As West cuts, global defence industry balance shifts

Published: 13 Feb 2014 - 09:33 am | Last Updated: 28 Jan 2022 - 05:34 pm

LONDON: Fuelled by growing strains in Middle East and Asia, global defence spending looks set to rise in 2014 for the first time since the 2008 financial crisis.
A study of the world’s top 100 arms companies by the Stockholm International Peace Research Institute (SIPRI) this month showed their total arms sales for 2012 falling 4.2 percent from the previous year to $395bn, their second annual fall.
The global defence market remains dominated by western firms, with Lockheed Martin, Boeing, BAE Systems , Raytheon, General Dynamics and Northrop Grumman top in terms of sales. Emerging competitors, however, are clawing their way up the list, particularly in Asia and the former Soviet Union.    

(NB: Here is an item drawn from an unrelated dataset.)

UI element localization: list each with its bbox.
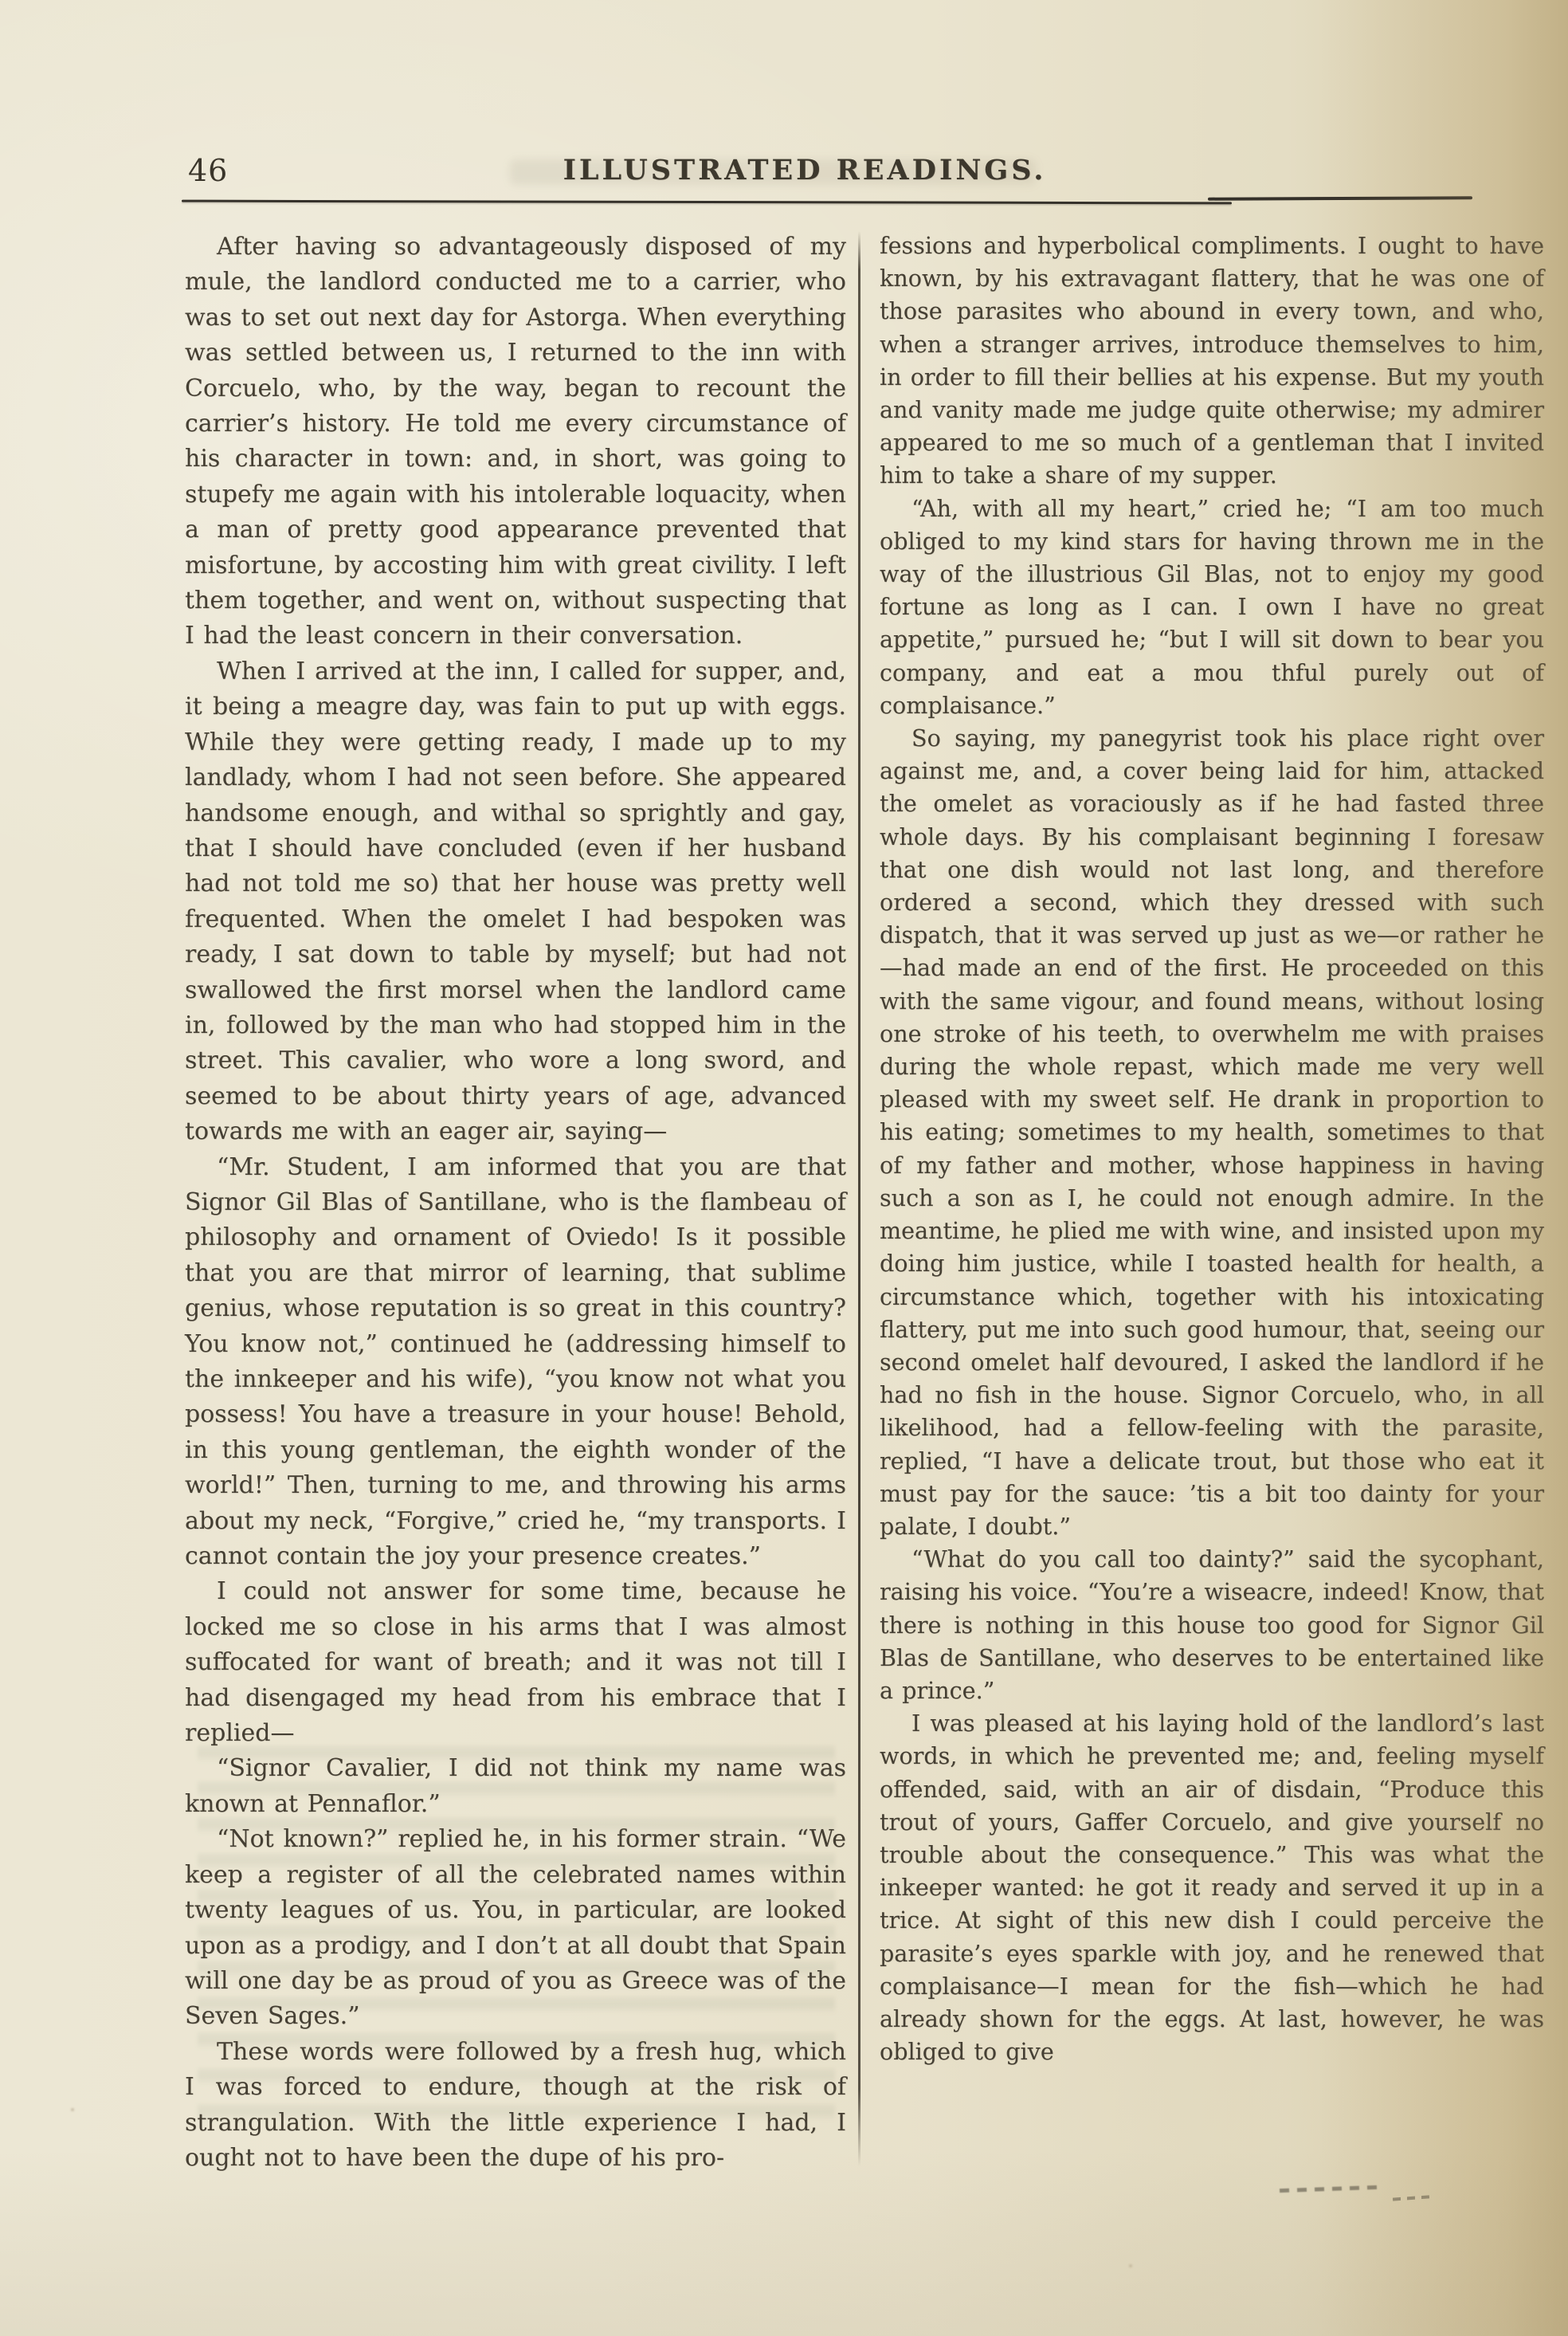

Chinese firms are excluded from the SIPRI table because of a lack of truly reliable data. If they were included, SIPRI researchers believe four to six of China’s largest state-owned defence conglomerates would be in the top 20 global arms firms and one — aviation firm AVIC — would be in the top 10.  China’s dramatic military growth and growing tensions over assorted maritime disputes have caused spending elsewhere in the region to be ramped up.
“There’s no doubt Asia is where it is happening and it shows no sign of stopping,” says Mike McDevitt, researcher at the Center for Naval Analyses, a U.S. government-funded body that advises the military. “Other countries in the region are alarmed by China’s naval expansion in particular and that is really driving their procurement.”    
According to IHS Jane’s, a defence publisher, the Asia-Pacific region is the only part of the world to see military spending grow steadily since 2008.